If the 4th of July means anything, it means these things:
All humans are created equal.
They are endowed by their Creator with certain unalienable Rights.
Among these rights are the right to Life, Liberty, and the pursuit of Happiness.
There are many more rights– these are just three of the clearest and most unimpeachable examples.
Securing these rights is the responsibility of our government– it is the purpose for which said government exists.
These principles are not to be restricted to a certain gender, race, religion, or class. They are universal. They have been the model for every democracy, from the fully achieved to the still aspirational, ever since. They have been used to tear down empires, break castes, free slaves, and end apartheids.
All humans are created equal.
We have not always lived up to our principles. This is undeniable. There is no sense in ignoring this fact or downplaying it. History is complicated. So is life. Simplifying it does not help people love the country more– it either fills them with false pride and a warped worldview that allows them to demonize and harm their fellow man or leaves them feeling betrayed when they learn the uncomfortable truth. It is right and proper that they measure Jefferson (or any historical figure) by his words and his deeds. It enriches the mind to think about how a man could know something like owning people to be evil and still participate in the inhuman practice. It is worth considering how thousands of men twisted their faith and philosophy in knots to justify something as demonstrably evil as slavery while using those same ideas to break away from a powerful global empire and establish a functioning, limited democracy. Like the past, the world we live in is full of contradictions. We are trying to navigate through similarly muddy waters.

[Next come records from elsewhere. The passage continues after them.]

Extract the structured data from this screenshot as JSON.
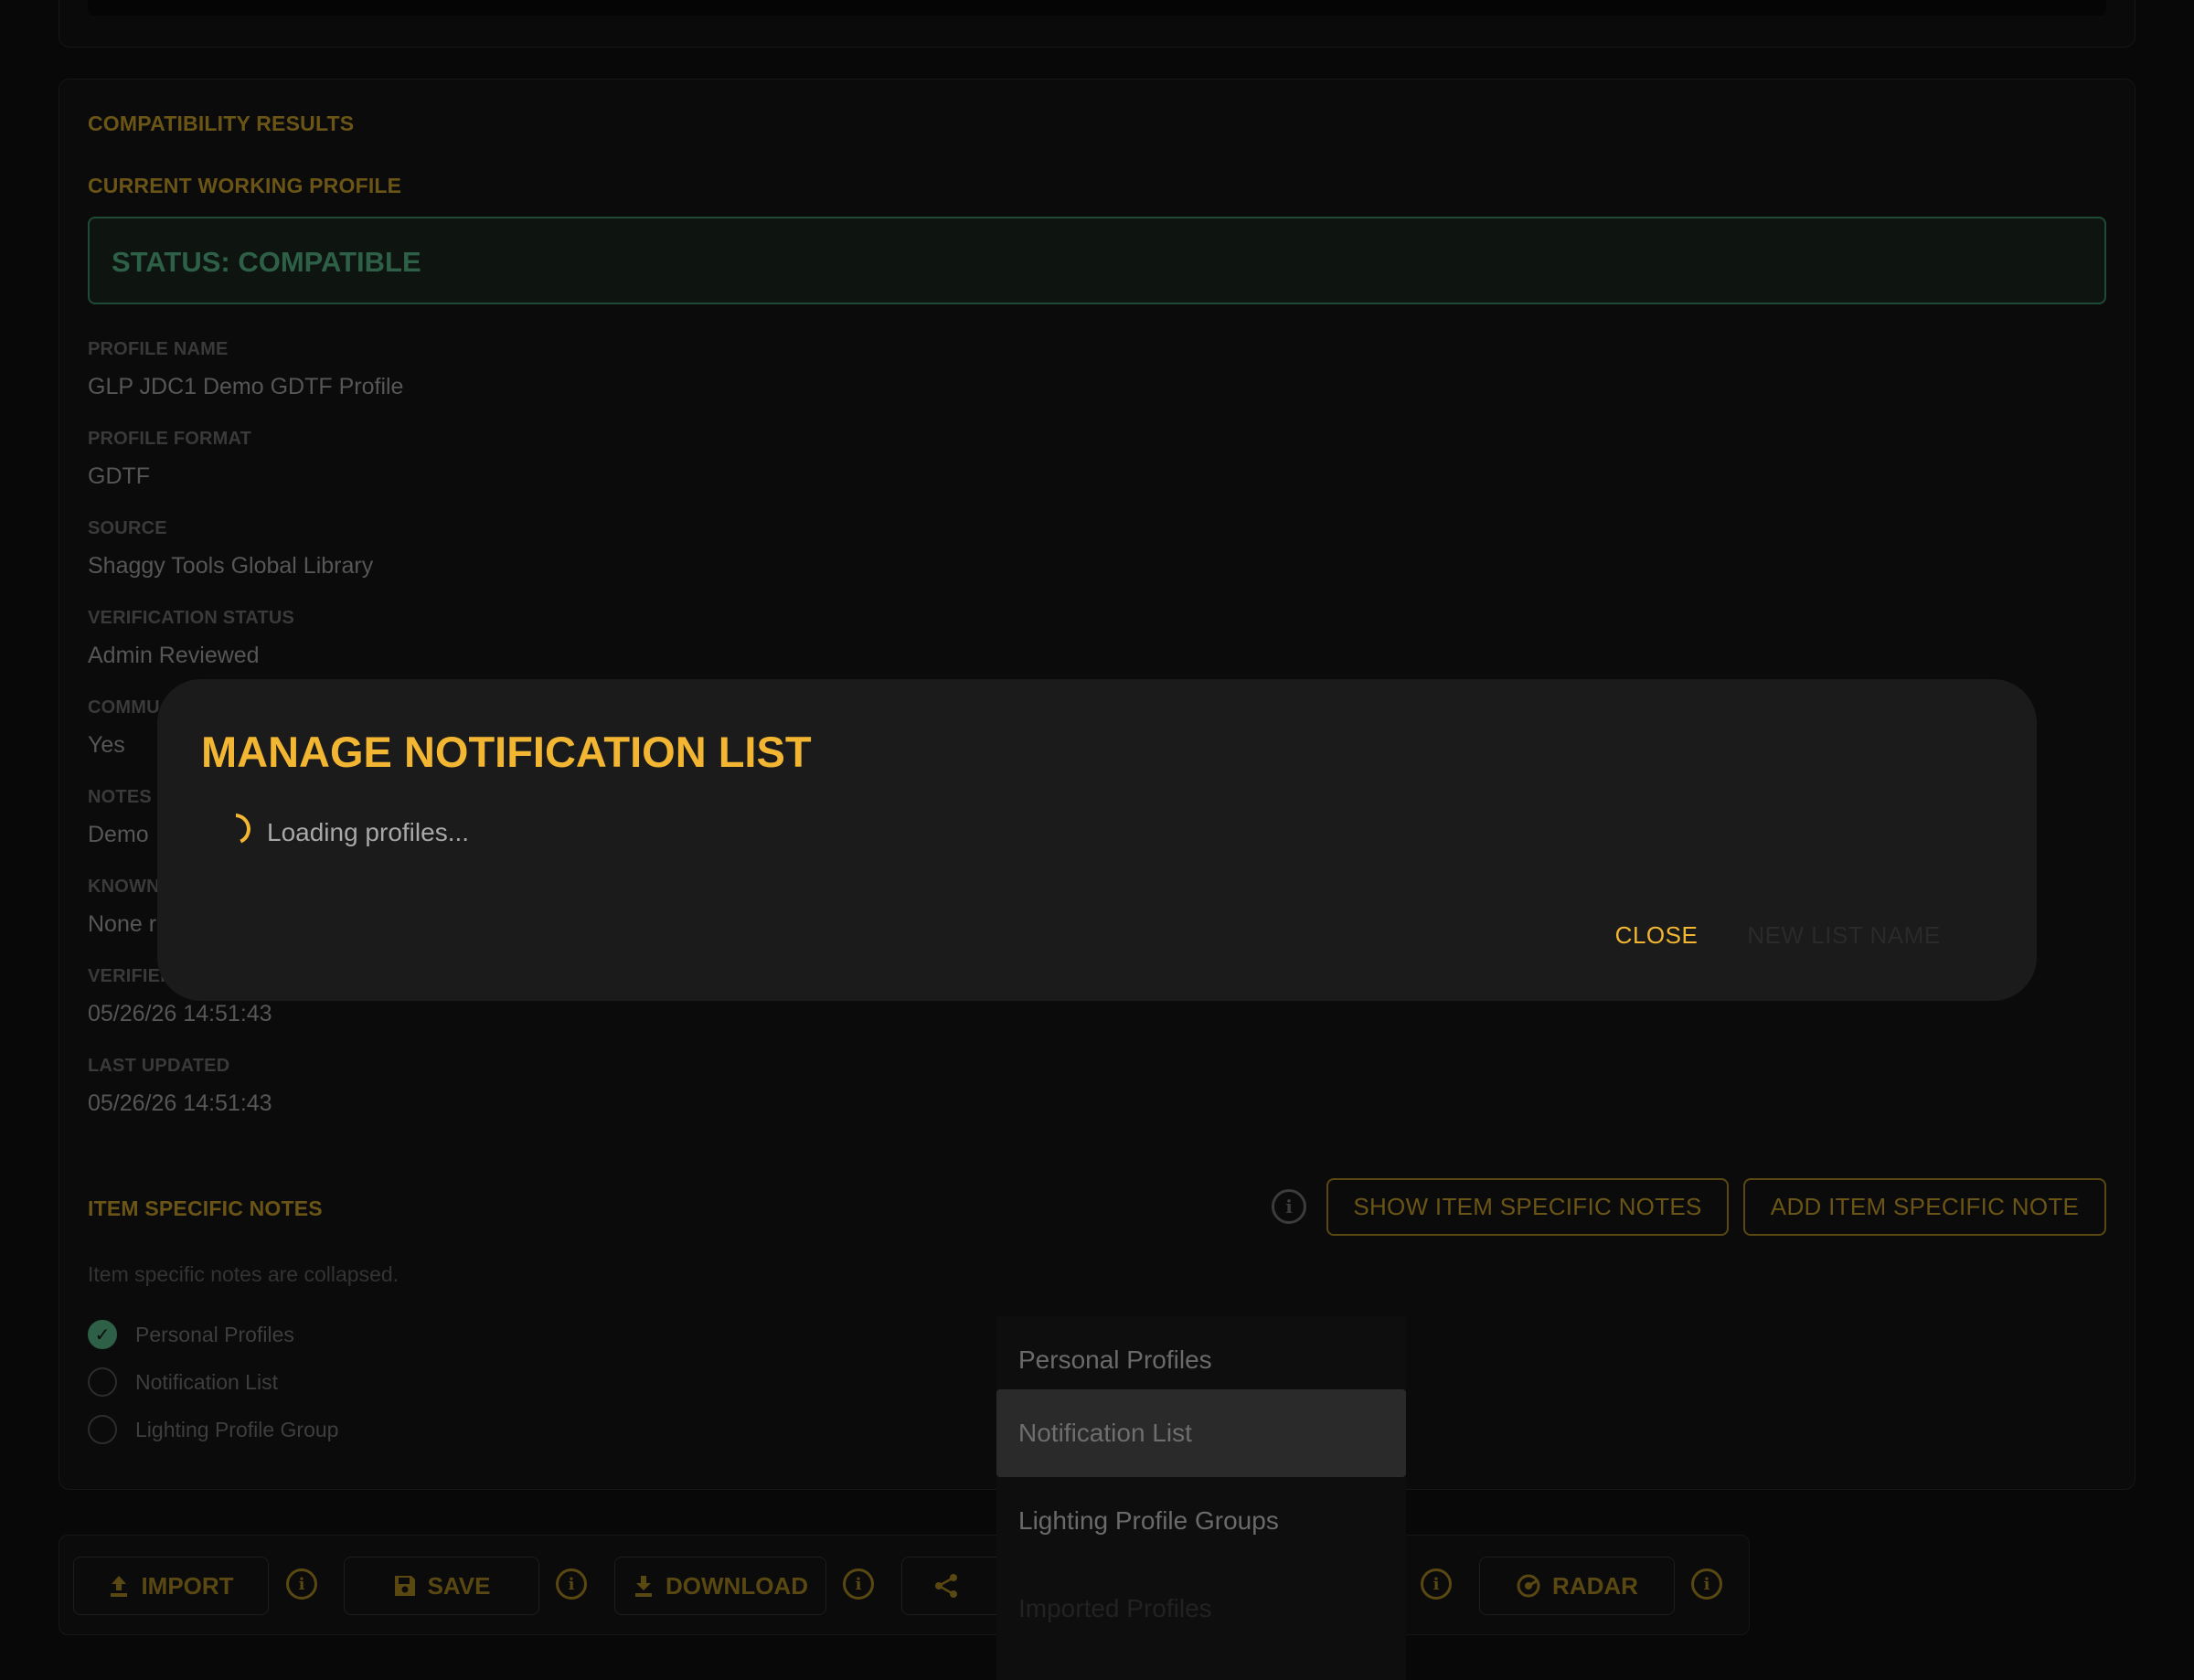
{
  "results": {
    "section_title": "COMPATIBILITY RESULTS",
    "profile_title": "CURRENT WORKING PROFILE",
    "status": "STATUS: COMPATIBLE",
    "fields": [
      {
        "label": "PROFILE NAME",
        "value": "GLP JDC1 Demo GDTF Profile"
      },
      {
        "label": "PROFILE FORMAT",
        "value": "GDTF"
      },
      {
        "label": "SOURCE",
        "value": "Shaggy Tools Global Library"
      },
      {
        "label": "VERIFICATION STATUS",
        "value": "Admin Reviewed"
      },
      {
        "label": "COMMU",
        "value": "Yes"
      },
      {
        "label": "NOTES",
        "value": "Demo"
      },
      {
        "label": "KNOWN",
        "value": "None r"
      },
      {
        "label": "VERIFIEI",
        "value": "05/26/26 14:51:43"
      },
      {
        "label": "LAST UPDATED",
        "value": "05/26/26 14:51:43"
      }
    ]
  },
  "notes": {
    "title": "ITEM SPECIFIC NOTES",
    "show_label": "SHOW ITEM SPECIFIC NOTES",
    "add_label": "ADD ITEM SPECIFIC NOTE",
    "collapsed_text": "Item specific notes are collapsed."
  },
  "lists": [
    {
      "label": "Personal Profiles",
      "checked": true
    },
    {
      "label": "Notification List",
      "checked": false
    },
    {
      "label": "Lighting Profile Group",
      "checked": false
    }
  ],
  "toolbar": {
    "import": "IMPORT",
    "save": "SAVE",
    "download": "DOWNLOAD",
    "radar": "RADAR"
  },
  "dropdown": {
    "items": [
      "Personal Profiles",
      "Notification List",
      "Lighting Profile Groups",
      "Imported Profiles"
    ],
    "selected": "Notification List"
  },
  "modal": {
    "title": "MANAGE NOTIFICATION LIST",
    "loading": "Loading profiles...",
    "close": "CLOSE",
    "secondary": "NEW LIST NAME"
  },
  "colors": {
    "accent": "#f2b632",
    "success": "#2e6047",
    "background": "#080808",
    "modal": "#1b1b1b"
  }
}
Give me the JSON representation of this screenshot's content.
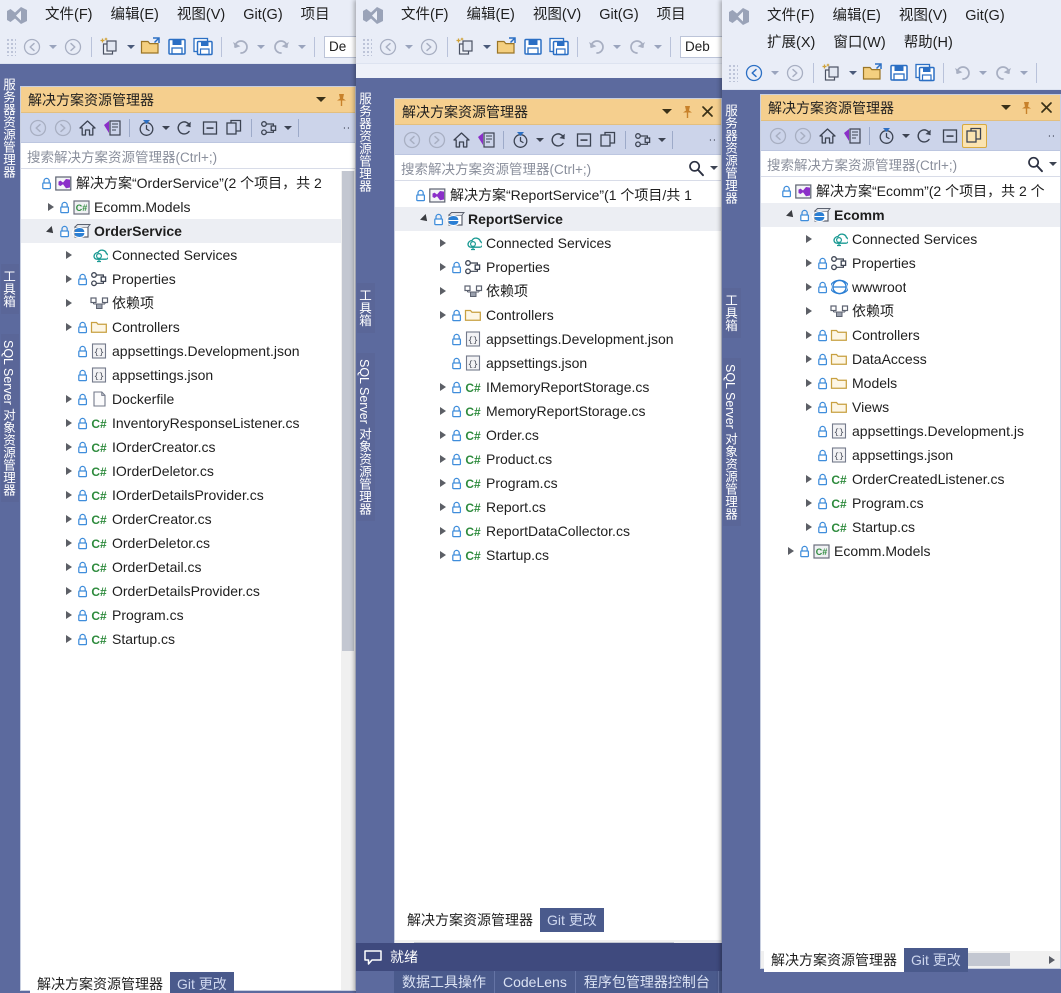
{
  "windows": [
    {
      "id": "orderservice",
      "menu_rows": [
        [
          "文件(F)",
          "编辑(E)",
          "视图(V)",
          "Git(G)",
          "项目"
        ]
      ],
      "toolbar": {
        "config_value": "De"
      },
      "rail_tabs": [
        "服务器资源管理器",
        "工具箱",
        "SQL Server 对象资源管理器"
      ],
      "pane": {
        "title": "解决方案资源管理器",
        "search_placeholder": "搜索解决方案资源管理器(Ctrl+;)",
        "tree": [
          {
            "depth": 0,
            "expander": "none",
            "lock": true,
            "icon": "solution",
            "label": "解决方案“OrderService”(2 个项目，共 2 ",
            "bold": false,
            "selected": false
          },
          {
            "depth": 1,
            "expander": "collapsed",
            "lock": true,
            "icon": "csproj",
            "label": "Ecomm.Models",
            "bold": false,
            "selected": false
          },
          {
            "depth": 1,
            "expander": "expanded",
            "lock": true,
            "icon": "webproj",
            "label": "OrderService",
            "bold": true,
            "selected": true
          },
          {
            "depth": 2,
            "expander": "collapsed",
            "lock": false,
            "icon": "connected",
            "label": "Connected Services",
            "bold": false,
            "selected": false
          },
          {
            "depth": 2,
            "expander": "collapsed",
            "lock": true,
            "icon": "props",
            "label": "Properties",
            "bold": false,
            "selected": false
          },
          {
            "depth": 2,
            "expander": "collapsed",
            "lock": false,
            "icon": "deps",
            "label": "依赖项",
            "bold": false,
            "selected": false
          },
          {
            "depth": 2,
            "expander": "collapsed",
            "lock": true,
            "icon": "folder",
            "label": "Controllers",
            "bold": false,
            "selected": false
          },
          {
            "depth": 2,
            "expander": "none",
            "lock": true,
            "icon": "json",
            "label": "appsettings.Development.json",
            "bold": false,
            "selected": false
          },
          {
            "depth": 2,
            "expander": "none",
            "lock": true,
            "icon": "json",
            "label": "appsettings.json",
            "bold": false,
            "selected": false
          },
          {
            "depth": 2,
            "expander": "collapsed",
            "lock": true,
            "icon": "file",
            "label": "Dockerfile",
            "bold": false,
            "selected": false
          },
          {
            "depth": 2,
            "expander": "collapsed",
            "lock": true,
            "icon": "cs",
            "label": "InventoryResponseListener.cs",
            "bold": false,
            "selected": false
          },
          {
            "depth": 2,
            "expander": "collapsed",
            "lock": true,
            "icon": "cs",
            "label": "IOrderCreator.cs",
            "bold": false,
            "selected": false
          },
          {
            "depth": 2,
            "expander": "collapsed",
            "lock": true,
            "icon": "cs",
            "label": "IOrderDeletor.cs",
            "bold": false,
            "selected": false
          },
          {
            "depth": 2,
            "expander": "collapsed",
            "lock": true,
            "icon": "cs",
            "label": "IOrderDetailsProvider.cs",
            "bold": false,
            "selected": false
          },
          {
            "depth": 2,
            "expander": "collapsed",
            "lock": true,
            "icon": "cs",
            "label": "OrderCreator.cs",
            "bold": false,
            "selected": false
          },
          {
            "depth": 2,
            "expander": "collapsed",
            "lock": true,
            "icon": "cs",
            "label": "OrderDeletor.cs",
            "bold": false,
            "selected": false
          },
          {
            "depth": 2,
            "expander": "collapsed",
            "lock": true,
            "icon": "cs",
            "label": "OrderDetail.cs",
            "bold": false,
            "selected": false
          },
          {
            "depth": 2,
            "expander": "collapsed",
            "lock": true,
            "icon": "cs",
            "label": "OrderDetailsProvider.cs",
            "bold": false,
            "selected": false
          },
          {
            "depth": 2,
            "expander": "collapsed",
            "lock": true,
            "icon": "cs",
            "label": "Program.cs",
            "bold": false,
            "selected": false
          },
          {
            "depth": 2,
            "expander": "collapsed",
            "lock": true,
            "icon": "cs",
            "label": "Startup.cs",
            "bold": false,
            "selected": false
          }
        ]
      },
      "dock_tabs": [
        {
          "label": "解决方案资源管理器",
          "active": true
        },
        {
          "label": "Git 更改",
          "active": false
        }
      ]
    },
    {
      "id": "reportservice",
      "menu_rows": [
        [
          "文件(F)",
          "编辑(E)",
          "视图(V)",
          "Git(G)",
          "项目"
        ]
      ],
      "toolbar": {
        "config_value": "Deb"
      },
      "rail_tabs": [
        "服务器资源管理器",
        "工具箱",
        "SQL Server 对象资源管理器"
      ],
      "pane": {
        "title": "解决方案资源管理器",
        "search_placeholder": "搜索解决方案资源管理器(Ctrl+;)",
        "tree": [
          {
            "depth": 0,
            "expander": "none",
            "lock": true,
            "icon": "solution",
            "label": "解决方案“ReportService”(1 个项目/共 1 ",
            "bold": false,
            "selected": false
          },
          {
            "depth": 1,
            "expander": "expanded",
            "lock": true,
            "icon": "webproj",
            "label": "ReportService",
            "bold": true,
            "selected": true
          },
          {
            "depth": 2,
            "expander": "collapsed",
            "lock": false,
            "icon": "connected",
            "label": "Connected Services",
            "bold": false,
            "selected": false
          },
          {
            "depth": 2,
            "expander": "collapsed",
            "lock": true,
            "icon": "props",
            "label": "Properties",
            "bold": false,
            "selected": false
          },
          {
            "depth": 2,
            "expander": "collapsed",
            "lock": false,
            "icon": "deps",
            "label": "依赖项",
            "bold": false,
            "selected": false
          },
          {
            "depth": 2,
            "expander": "collapsed",
            "lock": true,
            "icon": "folder",
            "label": "Controllers",
            "bold": false,
            "selected": false
          },
          {
            "depth": 2,
            "expander": "none",
            "lock": true,
            "icon": "json",
            "label": "appsettings.Development.json",
            "bold": false,
            "selected": false
          },
          {
            "depth": 2,
            "expander": "none",
            "lock": true,
            "icon": "json",
            "label": "appsettings.json",
            "bold": false,
            "selected": false
          },
          {
            "depth": 2,
            "expander": "collapsed",
            "lock": true,
            "icon": "cs",
            "label": "IMemoryReportStorage.cs",
            "bold": false,
            "selected": false
          },
          {
            "depth": 2,
            "expander": "collapsed",
            "lock": true,
            "icon": "cs",
            "label": "MemoryReportStorage.cs",
            "bold": false,
            "selected": false
          },
          {
            "depth": 2,
            "expander": "collapsed",
            "lock": true,
            "icon": "cs",
            "label": "Order.cs",
            "bold": false,
            "selected": false
          },
          {
            "depth": 2,
            "expander": "collapsed",
            "lock": true,
            "icon": "cs",
            "label": "Product.cs",
            "bold": false,
            "selected": false
          },
          {
            "depth": 2,
            "expander": "collapsed",
            "lock": true,
            "icon": "cs",
            "label": "Program.cs",
            "bold": false,
            "selected": false
          },
          {
            "depth": 2,
            "expander": "collapsed",
            "lock": true,
            "icon": "cs",
            "label": "Report.cs",
            "bold": false,
            "selected": false
          },
          {
            "depth": 2,
            "expander": "collapsed",
            "lock": true,
            "icon": "cs",
            "label": "ReportDataCollector.cs",
            "bold": false,
            "selected": false
          },
          {
            "depth": 2,
            "expander": "collapsed",
            "lock": true,
            "icon": "cs",
            "label": "Startup.cs",
            "bold": false,
            "selected": false
          }
        ]
      },
      "dock_tabs": [
        {
          "label": "解决方案资源管理器",
          "active": true
        },
        {
          "label": "Git 更改",
          "active": false
        }
      ],
      "status": {
        "text": "就绪"
      },
      "output_tabs": [
        "数据工具操作",
        "CodeLens",
        "程序包管理器控制台"
      ]
    },
    {
      "id": "ecomm",
      "menu_rows": [
        [
          "文件(F)",
          "编辑(E)",
          "视图(V)",
          "Git(G)"
        ],
        [
          "扩展(X)",
          "窗口(W)",
          "帮助(H)"
        ]
      ],
      "toolbar": {
        "config_value": ""
      },
      "rail_tabs": [
        "服务器资源管理器",
        "工具箱",
        "SQL Server 对象资源管理器"
      ],
      "pane": {
        "title": "解决方案资源管理器",
        "search_placeholder": "搜索解决方案资源管理器(Ctrl+;)",
        "tree": [
          {
            "depth": 0,
            "expander": "none",
            "lock": true,
            "icon": "solution",
            "label": "解决方案“Ecomm”(2 个项目，共 2 个",
            "bold": false,
            "selected": false
          },
          {
            "depth": 1,
            "expander": "expanded",
            "lock": true,
            "icon": "webproj",
            "label": "Ecomm",
            "bold": true,
            "selected": true
          },
          {
            "depth": 2,
            "expander": "collapsed",
            "lock": false,
            "icon": "connected",
            "label": "Connected Services",
            "bold": false,
            "selected": false
          },
          {
            "depth": 2,
            "expander": "collapsed",
            "lock": true,
            "icon": "props",
            "label": "Properties",
            "bold": false,
            "selected": false
          },
          {
            "depth": 2,
            "expander": "collapsed",
            "lock": true,
            "icon": "www",
            "label": "wwwroot",
            "bold": false,
            "selected": false
          },
          {
            "depth": 2,
            "expander": "collapsed",
            "lock": false,
            "icon": "deps",
            "label": "依赖项",
            "bold": false,
            "selected": false
          },
          {
            "depth": 2,
            "expander": "collapsed",
            "lock": true,
            "icon": "folder",
            "label": "Controllers",
            "bold": false,
            "selected": false
          },
          {
            "depth": 2,
            "expander": "collapsed",
            "lock": true,
            "icon": "folder",
            "label": "DataAccess",
            "bold": false,
            "selected": false
          },
          {
            "depth": 2,
            "expander": "collapsed",
            "lock": true,
            "icon": "folder",
            "label": "Models",
            "bold": false,
            "selected": false
          },
          {
            "depth": 2,
            "expander": "collapsed",
            "lock": true,
            "icon": "folder",
            "label": "Views",
            "bold": false,
            "selected": false
          },
          {
            "depth": 2,
            "expander": "none",
            "lock": true,
            "icon": "json",
            "label": "appsettings.Development.js",
            "bold": false,
            "selected": false
          },
          {
            "depth": 2,
            "expander": "none",
            "lock": true,
            "icon": "json",
            "label": "appsettings.json",
            "bold": false,
            "selected": false
          },
          {
            "depth": 2,
            "expander": "collapsed",
            "lock": true,
            "icon": "cs",
            "label": "OrderCreatedListener.cs",
            "bold": false,
            "selected": false
          },
          {
            "depth": 2,
            "expander": "collapsed",
            "lock": true,
            "icon": "cs",
            "label": "Program.cs",
            "bold": false,
            "selected": false
          },
          {
            "depth": 2,
            "expander": "collapsed",
            "lock": true,
            "icon": "cs",
            "label": "Startup.cs",
            "bold": false,
            "selected": false
          },
          {
            "depth": 1,
            "expander": "collapsed",
            "lock": true,
            "icon": "csproj",
            "label": "Ecomm.Models",
            "bold": false,
            "selected": false
          }
        ]
      },
      "dock_tabs": [
        {
          "label": "解决方案资源管理器",
          "active": true
        },
        {
          "label": "Git 更改",
          "active": false
        }
      ]
    }
  ],
  "icons": {
    "title_dropdown": "chevron-down-icon",
    "title_pin": "pin-icon",
    "title_close": "close-icon",
    "back": "back-arrow-icon",
    "forward": "forward-arrow-icon",
    "home": "home-icon",
    "sync": "sync-with-active-document-icon",
    "pending": "pending-changes-icon",
    "refresh": "refresh-icon",
    "collapse_all": "collapse-all-icon",
    "show_all_files": "show-all-files-icon",
    "properties": "properties-icon",
    "search": "search-icon",
    "new_project": "new-project-icon",
    "open_file": "open-file-icon",
    "save": "save-icon",
    "save_all": "save-all-icon",
    "undo": "undo-icon",
    "redo": "redo-icon",
    "status_notify": "notification-icon"
  },
  "colors": {
    "title_bar": "#f5cf8e",
    "pane_toolbar": "#ccd4ea",
    "window_chrome": "#e9edf7",
    "shell_body": "#5c6a9e",
    "status_bar": "#3f4a7e",
    "active_tab": "#ffffff",
    "inactive_tab": "#4a5a8c",
    "cs_green": "#2e8b3d",
    "folder_gold": "#dca42b",
    "lock_blue": "#3f8ddb"
  }
}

That is what makes our principles so important. This is why the past is worth remembering. Not to glorify ancestors or promote a better time (that never existed) to return to. But to remember our ugly failures and our better moments. Would you have been pro-slave or against racial chattel slavery? Would you have been a Bowery Boy or would you have fought for a place for the Irish and Germans in the United States (an especially important question for Mr. Trump, the grandson of a German immigrant)? How you feel about whether or not there is a place for Latin American immigrants in the United States is a similar question for our time. There is a right and a wrong answer here.
On this Fourth of July, I’d challenge you to think about what it is that makes this nation the country that it is. Where do we derive our strength? What do our founding principles mean today? My position is clear– our Declaration of Independence is the bedrock of what makes this nation great. The ideals of this nation, as outlined in that text, exist as a beacon of hope in an often dark and dreary world. They proclaim the humanity of all and the unalienable rights that status entails. This nation of immigrants is unique in the world and a model for where everyone else is headed. This is our gift. This is our exceptionalism. Don’t fear it. Celebrate it.